Life as the only human sorcerer isn’t all it’s cracked up to be for James Black, the Lightning Rod. Between gremlins in the closet, paladins crashing through skylights and working spells in a storage locker, hunting a body-hopping spirit is a welcome distraction. If only he didn’t have to partner with a Coyote.

After being punted to the curb by his roommate (with benefits), things are looking dire for trickster Spencer Crain, until an old friend offers him a shot at a big score scamming the best of marks: a vampire. Thing is, he’ll have to work with his worst enemy to pull it off.

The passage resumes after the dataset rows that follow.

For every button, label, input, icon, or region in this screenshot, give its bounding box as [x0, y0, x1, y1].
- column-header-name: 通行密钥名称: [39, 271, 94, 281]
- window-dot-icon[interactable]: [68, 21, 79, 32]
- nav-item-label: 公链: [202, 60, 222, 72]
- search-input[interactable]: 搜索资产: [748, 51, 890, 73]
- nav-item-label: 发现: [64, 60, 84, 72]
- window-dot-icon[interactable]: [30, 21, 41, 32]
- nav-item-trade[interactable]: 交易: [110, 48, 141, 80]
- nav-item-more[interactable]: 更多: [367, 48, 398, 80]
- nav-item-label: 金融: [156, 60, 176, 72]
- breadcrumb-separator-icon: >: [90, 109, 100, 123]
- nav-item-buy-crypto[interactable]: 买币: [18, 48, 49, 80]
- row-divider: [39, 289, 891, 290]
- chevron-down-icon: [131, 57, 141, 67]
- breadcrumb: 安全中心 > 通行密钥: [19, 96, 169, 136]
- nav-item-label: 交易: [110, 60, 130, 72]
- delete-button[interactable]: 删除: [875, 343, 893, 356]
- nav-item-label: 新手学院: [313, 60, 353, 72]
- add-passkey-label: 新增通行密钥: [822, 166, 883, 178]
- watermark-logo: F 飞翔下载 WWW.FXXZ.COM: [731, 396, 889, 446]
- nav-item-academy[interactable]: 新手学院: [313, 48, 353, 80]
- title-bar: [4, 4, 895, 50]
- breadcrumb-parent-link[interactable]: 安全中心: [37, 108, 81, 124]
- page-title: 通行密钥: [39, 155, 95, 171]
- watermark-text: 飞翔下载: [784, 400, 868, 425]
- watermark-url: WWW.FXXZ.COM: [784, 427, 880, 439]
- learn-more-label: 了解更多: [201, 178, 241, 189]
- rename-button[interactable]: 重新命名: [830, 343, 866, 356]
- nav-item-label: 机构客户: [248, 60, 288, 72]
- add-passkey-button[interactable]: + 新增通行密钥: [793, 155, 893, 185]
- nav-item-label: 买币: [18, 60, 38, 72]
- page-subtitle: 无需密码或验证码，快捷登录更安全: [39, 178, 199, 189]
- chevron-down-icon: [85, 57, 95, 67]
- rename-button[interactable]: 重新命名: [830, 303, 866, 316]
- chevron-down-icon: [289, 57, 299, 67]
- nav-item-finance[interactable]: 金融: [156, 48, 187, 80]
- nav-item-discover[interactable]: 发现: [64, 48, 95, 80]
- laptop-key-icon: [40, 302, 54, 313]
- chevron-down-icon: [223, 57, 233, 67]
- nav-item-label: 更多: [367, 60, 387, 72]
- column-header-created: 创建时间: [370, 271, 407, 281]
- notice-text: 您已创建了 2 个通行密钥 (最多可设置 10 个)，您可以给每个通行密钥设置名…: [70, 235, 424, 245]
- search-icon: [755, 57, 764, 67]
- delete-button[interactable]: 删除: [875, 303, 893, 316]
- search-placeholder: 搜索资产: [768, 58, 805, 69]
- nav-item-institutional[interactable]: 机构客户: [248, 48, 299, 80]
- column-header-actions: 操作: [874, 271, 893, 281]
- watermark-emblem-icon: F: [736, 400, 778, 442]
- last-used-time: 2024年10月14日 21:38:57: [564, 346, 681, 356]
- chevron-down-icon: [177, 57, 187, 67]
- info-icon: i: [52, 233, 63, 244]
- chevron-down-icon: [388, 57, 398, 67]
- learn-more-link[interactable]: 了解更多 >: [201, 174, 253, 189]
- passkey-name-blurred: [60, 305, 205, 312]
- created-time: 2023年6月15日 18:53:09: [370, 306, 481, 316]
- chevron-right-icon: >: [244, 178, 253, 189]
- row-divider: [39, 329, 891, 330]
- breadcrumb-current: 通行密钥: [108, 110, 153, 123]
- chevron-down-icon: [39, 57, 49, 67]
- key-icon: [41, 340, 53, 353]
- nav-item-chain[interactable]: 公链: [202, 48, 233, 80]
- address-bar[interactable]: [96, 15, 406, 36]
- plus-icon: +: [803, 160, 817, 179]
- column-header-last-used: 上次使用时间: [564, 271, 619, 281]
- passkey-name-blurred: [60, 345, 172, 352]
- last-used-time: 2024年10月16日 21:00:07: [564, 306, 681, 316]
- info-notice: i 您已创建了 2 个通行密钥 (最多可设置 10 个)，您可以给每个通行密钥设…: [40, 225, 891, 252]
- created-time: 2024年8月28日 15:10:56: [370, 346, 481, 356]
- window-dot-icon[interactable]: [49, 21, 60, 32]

With lives in the balance, James is learning the hard way what being a sorcerer really means—and that he picked a hell of a time to quit smoking. Spencer is faced with the choice between his future and his friends. Yeah, like he’s never seen that movie before…

Review:
So very much character growth in this novel! James learns to stand on his own merits and to have confidence in his own strengths. Spencer learns a lot about basic human decency and what it really means to be a good man. It really was an enjoyable read.

There were times I thought it dragged a little bit, but they were largely eclipsed by the times I thought that the way Demont managed to parallel events to create tension and a little mystery was awe-inspiring. I also found myself (here and in the previous books) seething in vocabulary envy. I love that Demont can throw out ten-dollar words (and Scrabble jokes) without it feeling pretentious or forced. Love that!

Still front and centre to the humour of the series is the nerd/geek references. I’m a bit too young to have hit the peak of D&D (It was Vampire Masquerade when I was in High School.), but I can still identify with the character traits that make a Geek identifiably a Geek. D&D, Hitchhikers, Star Wars, Star Trek, etc., and I love when these same traits (tropes, really in this context) can be used for self-effacing or non-demeaning humour because the reader sees themselves in there somewhere. So much fun. I’m looking forward to more of the series.